The algorithm goes on further finally, but I am getting strange loss values, e.g.:

Train Epoch: 3 [43100/45324 (95%)] Loss: 1.242024
Train Epoch: 3 [43200/45324 (95%)] Loss: 0.432863
Train Epoch: 3 [43300/45324 (96%)] Loss: 0.725757
Train Epoch: 3 [43400/45324 (96%)] Loss: 0.514305
Train Epoch: 3 [43500/45324 (96%)] Loss: 0.267429
Train Epoch: 3 [43600/45324 (96%)] Loss: 0.490571
Train Epoch: 3 [43700/45324 (96%)] Loss: 0.444628
Train Epoch: 3 [43800/45324 (97%)] Loss: 0.134719
Train Epoch: 3 [43900/45324 (97%)] Loss: 0.142233
Train Epoch: 3 [44000/45324 (97%)] Loss: 0.333635

It’s NLL after aplying log_softmax.

Is it normal that the loss jumps like this from like 0.13 ~ 1.24 in the training loop?
I would expect the model to be greadually improving to reach like ~0.9 accuracy
(of course against test set which I have not done yet)

Sorry, that was a typo and you should use squeeze instead.

It might happen sometimes and it also depends on the batch size you are using. Larger batch sizes yield a smoother loss curve generally.

I got the code working finally, thank you!

The only problem is, the loss seems to be still terrible.

I am trying different learning rates = 0.01, 0.05, 0.001, optimizer SGD, Adam or Adagrad, CrossEntropy or NLL loss. Epochs = 5 or 10.

I am not sure if my NN works properly, the loss seems to get very strange values. What could be a realistic loss for such a multi-class classification problem? I am never lower than 0.5 for different sizes of batches (I tried 10, 50, 100, 1000), average is around 0.9:

Train Epoch: 4 [44500/45324 (98%)] Loss: 1.194766
Train Epoch: 4 [44600/45324 (98%)] Loss: 0.656055
Train Epoch: 4 [44700/45324 (99%)] Loss: 0.755115
Train Epoch: 4 [44800/45324 (99%)] Loss: 0.929295
Train Epoch: 4 [44900/45324 (99%)] Loss: 0.823785
Train Epoch: 4 [45000/45324 (99%)] Loss: 1.219415
Train Epoch: 4 [45100/45324 (99%)] Loss: 0.845087
Train Epoch: 4 [45200/45324 (100%)] Loss: 0.934597
Train Epoch: 4 [45300/45324 (100%)] Loss: 0.878224

///

When I submitted the results for our project, I got a very low baseline ( I do not have ground truth labels unfortunately, to evaluate the model on test set.

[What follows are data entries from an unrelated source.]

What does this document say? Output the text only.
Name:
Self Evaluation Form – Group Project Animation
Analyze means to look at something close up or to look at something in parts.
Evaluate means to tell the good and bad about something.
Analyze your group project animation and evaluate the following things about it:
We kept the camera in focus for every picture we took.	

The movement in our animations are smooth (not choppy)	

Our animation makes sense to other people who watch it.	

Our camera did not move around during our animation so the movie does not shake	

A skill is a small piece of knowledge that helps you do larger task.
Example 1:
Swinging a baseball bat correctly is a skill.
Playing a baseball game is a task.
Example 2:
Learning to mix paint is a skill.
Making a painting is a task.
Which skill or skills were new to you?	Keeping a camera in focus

My evaluation loop is as follows in this case:
///
model.eval()
y = []
pred = []

for i, (x_test) in enumerate(test_loader):
x_test = Variable(x_test)
output = model(x_test)
output = torch.max(output.data,1)[1]
y = output.numpy()[0]
pred.append(y)
///

Would you mind having a look and shed some light to that problem?

Thanks again!

Are you dealing with an imbalanced dataset?
If so, you could add a weight argument to your loss function or use a WeightedRandomSampler so that your model does not overfit on a specific class.

Also, try to overfit your model on a very small dataset (e.g. just 10 samples) and make sure the loss decreases towards zero.
If that’s not the case, you might have a bug in your code or the model architecture/hyperparameters are not suitable for this use case.